Laser Doppler

The images of Laser Doppler like other Doppler based modalities, such as Doppler ultrasound, provide information about moving objects. A He-Ne laser is used for illumination of the skin and the backscattered and reflected light is collected by a detector. Containing an optically ideal chromophore, the flowing red blood cells are an outstanding target for Laser Doppler Imaging (LDI) to assess the subsurface extent of vascular lesions Blood flow can be calculated based on the Doppler shift of moving red blood cells. 2D Laser Doppler images provide a sub-surface map of perfusion of the skin as a metabolic indicator of angiogenesis underlying malignancies or other diseases processes.

Response to therapy 

LDI has been used in research setting to monitor response to treatment for HIV associated Kaposi’s sarcoma with high accuracy and precision with histological correlation.
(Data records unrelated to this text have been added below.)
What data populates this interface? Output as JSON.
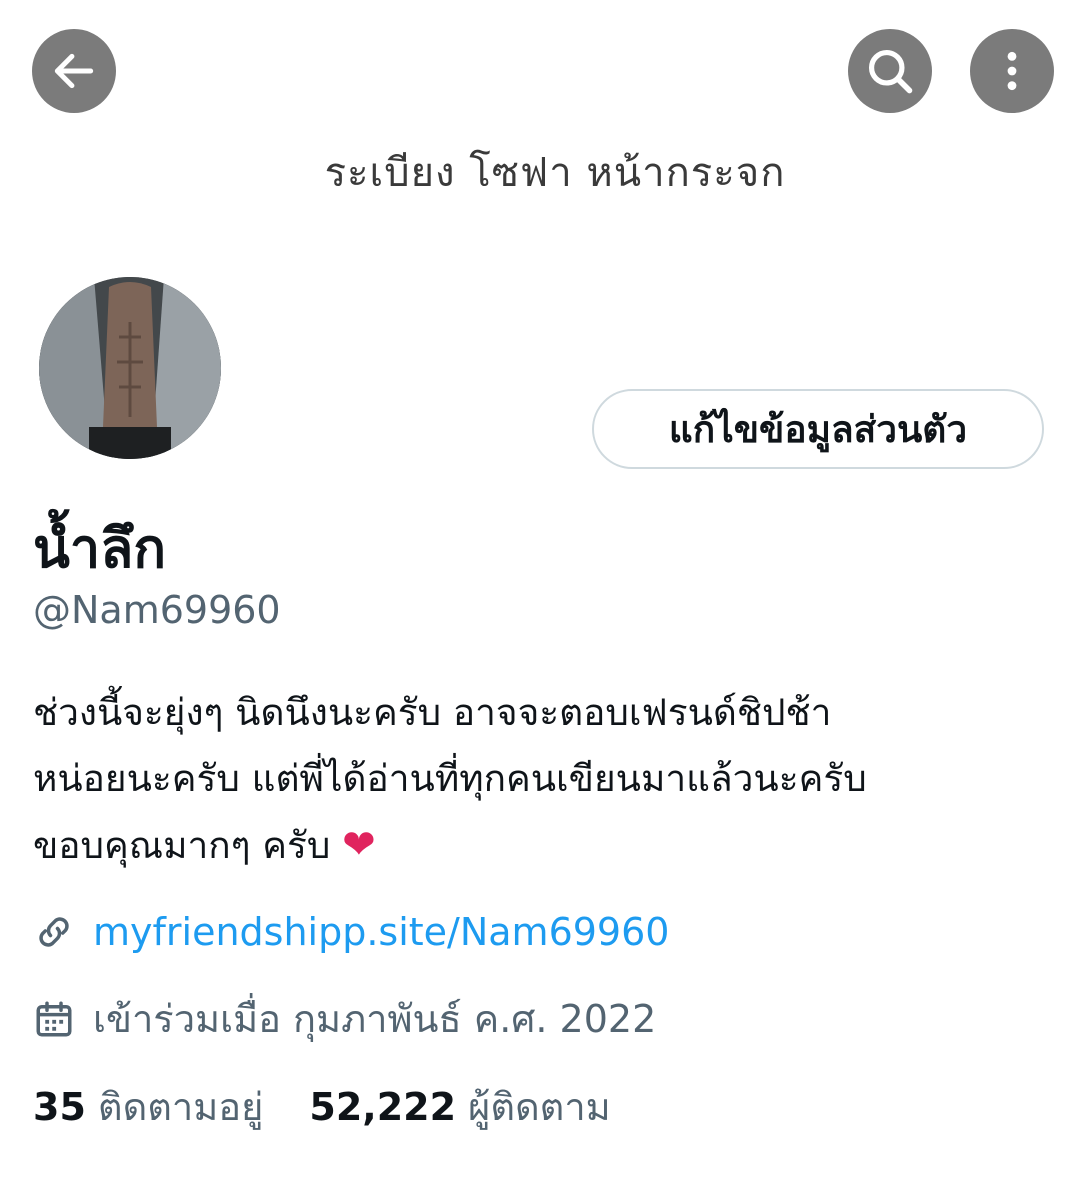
{
  "header": {
    "cover_text": "ระเบียง โซฟา หน้ากระจก"
  },
  "profile": {
    "edit_button_label": "แก้ไขข้อมูลส่วนตัว",
    "display_name": "น้ำลึก",
    "handle": "@Nam69960",
    "bio_lines": [
      "ช่วงนี้จะยุ่งๆ นิดนึงนะครับ อาจจะตอบเฟรนด์ชิปช้า",
      "หน่อยนะครับ แต่พี่ได้อ่านที่ทุกคนเขียนมาแล้วนะครับ",
      "ขอบคุณมากๆ ครับ"
    ],
    "bio_emoji": "❤",
    "link": "myfriendshipp.site/Nam69960",
    "joined": "เข้าร่วมเมื่อ กุมภาพันธ์ ค.ศ. 2022",
    "following_count": "35",
    "following_label": "ติดตามอยู่",
    "followers_count": "52,222",
    "followers_label": "ผู้ติดตาม"
  },
  "icons": {
    "back": "arrow-left-icon",
    "search": "search-icon",
    "more": "more-vertical-icon",
    "link": "link-icon",
    "calendar": "calendar-icon"
  },
  "colors": {
    "link": "#1d9bf0",
    "secondary_text": "#536471",
    "overlay_button": "#7b7b7b",
    "heart": "#e0245e"
  }
}
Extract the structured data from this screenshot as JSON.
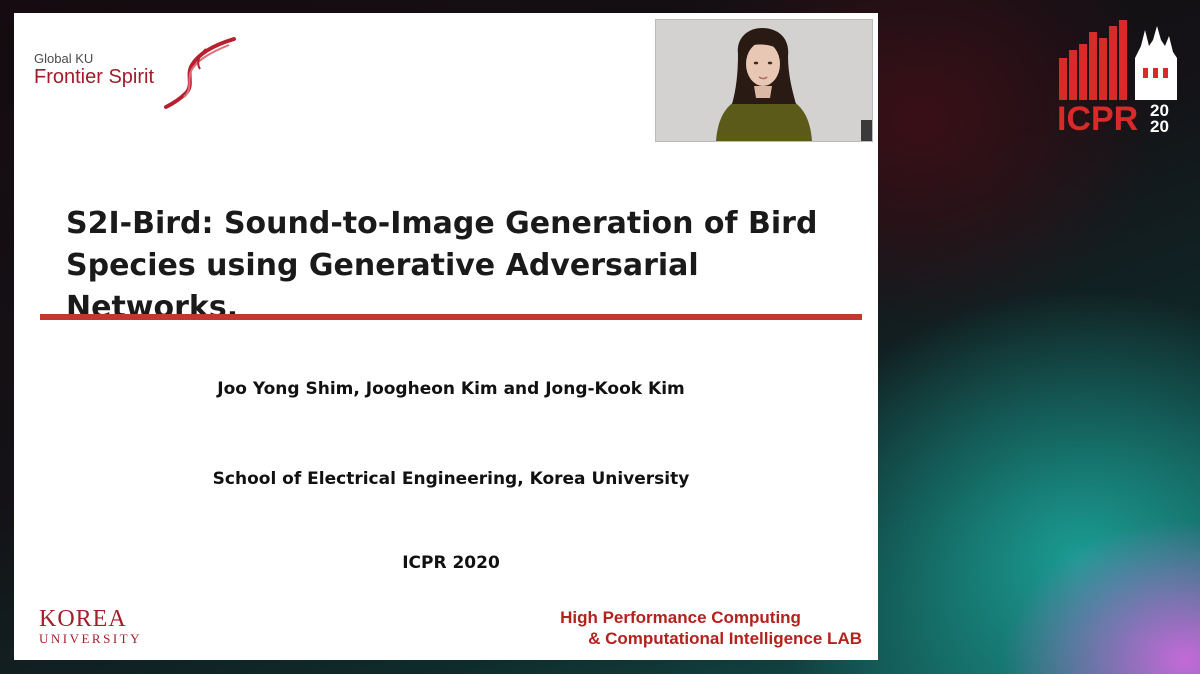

As patients respond to treatment, the sub-surface blood flow map decreases on following Laser Doppler images. Vise versa, as patients develop resistance to treatment on in case of non-compliance, the blood flow in Kaposi’s sarcoma lesions increases even is the size of the lesions at the surface of the skin remains stable.

Future Directions

The limitations of this technique lie in the difficulties of obtaining quantitative flow measures, making intra and inter subject comparisons of flow difficult if not impossible, as well as not being able to obtain depth information. In the future, additional mathematical algorithms to semi-quantify the sub-surface blood flow map would decrease subjectivity. In addition, potential hybrid combination with other Doppler modalities, such as ultrasound with 3D capabilities, would result in added information about the depth of increased vascular bed.

Tumor angiogenesis plays in vital role in growth and metastasis in many tumors, including melanoma. Therefore, LDI can be used to assess the efficacy of anti-angiogenic treatments.